A primeira sobre as pinturas de tertúlia ou de grupos (de homens ou de mulheres, curiosamente também nunca se misturam). Em Botequim (1973) está tragicamente expresso o presságio feminino de que o mundo que se perdeu, que talvez tenham sido os homens a fazê-lo perder-se. Três cálices sobre a mesa, três mulheres entreolhando-se, como quem esperam por alguma coisa sem grande esperança, braços cruzados, pernas cruzadas, repousando sem sonhar.


A segunda sobre os desenhos de paisagem sobre papel craft. Se toda a pintura de Nikias é baseada na mancha – contorno e cor – já os trabalhos de desenho revelam um traço e uma  capacidade de representação de grande profundidade, mesmo em sentido literal, profundidade de campo, que revela uma dimensão do olhar que nas manchas sem gradações da pintura ficam por revelar.
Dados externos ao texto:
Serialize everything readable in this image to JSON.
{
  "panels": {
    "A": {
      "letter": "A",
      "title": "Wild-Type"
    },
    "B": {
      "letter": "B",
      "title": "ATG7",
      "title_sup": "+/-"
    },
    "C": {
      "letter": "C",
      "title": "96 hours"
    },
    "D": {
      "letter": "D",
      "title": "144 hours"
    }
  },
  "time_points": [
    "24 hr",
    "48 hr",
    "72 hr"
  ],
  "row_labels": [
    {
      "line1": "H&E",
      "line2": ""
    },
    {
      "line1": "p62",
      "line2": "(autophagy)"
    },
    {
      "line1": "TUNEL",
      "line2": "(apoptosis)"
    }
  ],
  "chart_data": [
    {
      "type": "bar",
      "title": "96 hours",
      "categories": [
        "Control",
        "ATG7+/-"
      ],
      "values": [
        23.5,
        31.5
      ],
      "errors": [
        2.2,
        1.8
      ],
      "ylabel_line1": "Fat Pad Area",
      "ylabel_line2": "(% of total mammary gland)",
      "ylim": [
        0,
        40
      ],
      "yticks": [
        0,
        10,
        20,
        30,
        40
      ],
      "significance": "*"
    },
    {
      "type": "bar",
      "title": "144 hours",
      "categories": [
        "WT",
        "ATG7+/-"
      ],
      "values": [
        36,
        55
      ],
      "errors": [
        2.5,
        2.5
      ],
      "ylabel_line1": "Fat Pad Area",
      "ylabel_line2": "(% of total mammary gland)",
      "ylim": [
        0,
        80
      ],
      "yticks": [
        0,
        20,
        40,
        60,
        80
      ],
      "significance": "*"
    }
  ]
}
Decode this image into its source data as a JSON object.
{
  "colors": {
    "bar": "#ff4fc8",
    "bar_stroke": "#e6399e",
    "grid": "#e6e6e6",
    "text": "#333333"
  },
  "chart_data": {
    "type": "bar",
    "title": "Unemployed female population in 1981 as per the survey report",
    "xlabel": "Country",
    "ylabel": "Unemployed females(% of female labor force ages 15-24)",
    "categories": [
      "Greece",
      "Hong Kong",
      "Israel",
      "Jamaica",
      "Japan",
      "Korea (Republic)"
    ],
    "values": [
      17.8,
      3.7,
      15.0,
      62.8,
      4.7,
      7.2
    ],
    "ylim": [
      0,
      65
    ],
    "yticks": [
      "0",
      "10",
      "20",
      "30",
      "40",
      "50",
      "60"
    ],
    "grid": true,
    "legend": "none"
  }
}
A terceira nota é sobre a singularidade do caminho de Nikias no contexto português onde o figurativismo reagindo às correntes do abstraccionismo, recebeu um importante impulso e uma certa legitimação pelos novos caminhos abertos pela Pop Art norte americana e britânica. Esse impulso, porém, não conduziu o artista português com origens gregas de permanecer fiel à pintura como arte distinta da banda desenhada e de outras aproximações mais gráficas e mundanamente eficientes mas mais irremediavelmente superficiais.